Rappelons que le « L » du sigle RTL signifie « Luxembourg » : née en 1933, radio Luxembourg émettait au départ uniquement depuis le Grand Duché, d’où le terme de « radio périphérique ». Depuis 1969 (et Jean Farran), Radio Luxembourg est devenue RTL et depuis quelques annés, émet aussi en FM sur le territoire français.

   Ainsi, pendant des annés, ce n’était donc pas rue Bayard à Paris que George officiait, mais depuis les locaux de la CLT-UFA, villa Louvigny. Le week end, ce sont deux autres animateur, Lionel Richebourg et Jean-François Johann, qui tiennent le créneau.
« Ce que je reproche aux autres radios, c’est de faire la nuit la même chose que ce qu’ils font en journée. »

   Et c’est pour cela que Georges Lang tient à faire de son programme un espace à part. Dès l’origine, le but était d’être différent : « Les Nocturnes sont nées en 1973, avec l’animateur Bernard Schu et moi, explique Lang. Le but était de faire de ces émissions de nuit non pas des comblages en attendant la fin des programmes -parce qu’à l’époque on s’arrêtait à trois heures, mais d’en faire une réalité. »

   Et d’ajouter : « Je n’ai jamais considéré que le fait de travailler la nuit est quelque chose de pénalisant : la preuve, c’est que j’ai demandé moi même à travailler la nuit, je n’ai pas visé un autre créneau quand je suis rentré à RTL. Je suis allé voir le directeur des programes de l’époque, Roger Crécher, et je lui ai dit « je veux faire la nuit. » Il m’a dit « il y a un garçon qui travaille déjà sur ce créneau, et il faut que vous sachiez que c’est à Luxembourg. » J’ai répondu : « ce n’est pas un problème pour moi, le studio pourrait se trouver au bout du monde, à Paris ou à Luxembourg, ça n’enlèverait rien à mon envie de faire des émissions musicales la nuit. » Chris Baldo, qui était en place, a progressivement quitté l’antenne. Il a pris le large, et progressivement, on a repris le créneau, d’abord de minuit à trois heures, puis jusqu’à cinq heures, quand Jean Farran, directeur de l’époque, a décidé de prolonger l’antenne afin que RTL émette 24 heures sur 24. »

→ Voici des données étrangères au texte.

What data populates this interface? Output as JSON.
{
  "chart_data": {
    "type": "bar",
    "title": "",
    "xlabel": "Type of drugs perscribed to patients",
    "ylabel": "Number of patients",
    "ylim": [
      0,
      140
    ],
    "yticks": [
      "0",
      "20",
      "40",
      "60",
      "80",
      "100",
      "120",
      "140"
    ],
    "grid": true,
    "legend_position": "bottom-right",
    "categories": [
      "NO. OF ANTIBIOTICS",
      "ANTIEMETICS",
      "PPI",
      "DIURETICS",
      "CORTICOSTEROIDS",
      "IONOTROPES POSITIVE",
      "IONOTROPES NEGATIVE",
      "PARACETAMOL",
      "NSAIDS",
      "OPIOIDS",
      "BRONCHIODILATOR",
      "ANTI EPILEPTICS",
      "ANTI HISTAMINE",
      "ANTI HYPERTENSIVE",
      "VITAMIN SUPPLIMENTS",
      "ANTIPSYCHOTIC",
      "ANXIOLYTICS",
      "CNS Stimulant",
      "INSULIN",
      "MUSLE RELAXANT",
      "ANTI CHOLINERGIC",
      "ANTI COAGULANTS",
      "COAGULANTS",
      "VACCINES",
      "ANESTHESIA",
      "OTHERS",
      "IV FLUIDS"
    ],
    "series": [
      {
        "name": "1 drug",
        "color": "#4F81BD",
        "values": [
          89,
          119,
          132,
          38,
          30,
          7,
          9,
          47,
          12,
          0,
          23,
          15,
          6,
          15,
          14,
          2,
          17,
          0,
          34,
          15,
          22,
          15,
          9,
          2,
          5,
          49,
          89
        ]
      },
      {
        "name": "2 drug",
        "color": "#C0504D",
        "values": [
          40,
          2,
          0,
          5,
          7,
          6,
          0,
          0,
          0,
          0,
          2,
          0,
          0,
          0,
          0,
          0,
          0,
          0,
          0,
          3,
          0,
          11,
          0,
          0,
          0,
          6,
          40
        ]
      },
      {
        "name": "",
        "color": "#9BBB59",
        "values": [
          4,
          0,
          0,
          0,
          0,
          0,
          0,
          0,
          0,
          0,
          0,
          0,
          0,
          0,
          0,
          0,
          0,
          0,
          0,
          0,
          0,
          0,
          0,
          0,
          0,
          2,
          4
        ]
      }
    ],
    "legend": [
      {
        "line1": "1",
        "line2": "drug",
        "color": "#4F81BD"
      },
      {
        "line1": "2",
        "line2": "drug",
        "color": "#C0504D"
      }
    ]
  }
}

En direct de la « station Mir »

   Aujourd’hui, les émissions de nuit se composent toujours d’une tranche minuit-trois heures plutôt pop-rock (avec son fameux « Powerplay », titre qui revient chaque heure) et une tranche trois-cinq heures, à tonalité francophone, avec Jean-François Johann, toujours depuis le Grand Dûché, dans un studio surnommé « La station Mir », parce qu’il regorge d’informatique et d’écrans lumineux. Mais, ce n’est pas déphasant de travailler la nuit ? « Je ne dors pas avant mon émission. Je dors après -peu, mais ça, après quelques années, le corps s’y est fait. C’est pas toujours facile : parfois on est crevé dans la journée, mais mais j’ai une vie de famille, je vois mes enfants tous les jours. Je vis normalement. Je suis à RTL en gros de 14 heures à 19 h 30, puis je dîne chez moi, avant d’y retourner, de 22 heures à 3 heures du matin. »

« Il y a deux écoles dans la radio »

   Si l’on en croit George Lang, en radio, « il y a ceux qui innovent en permanence, et ceux qui considèrent que changer quelque chose, c’est faire perdre aux auditeurs un repère. Je pars du principe que celui qui m’écoute la nuit ne m’est pas fidèle, parce que la nuit, par principe, on dort. Il y a ceux qui travaillent et ceux qui sont volages, passent de radio en radio, endormis une fois, réveillés une autre. Donc il faut des repères, ce qui permet aux gens de retrouver quelque chose qui les met en confiance. Je reçois des courriers ou des e-mails de gens qui me disent m’avoir écouté étant étudiant, avoir décroché en se mariant, et y être revenus depuis peu. Ils se souviennent de l’émission il y a quelques années, mais comme si c’était vraiment hier. »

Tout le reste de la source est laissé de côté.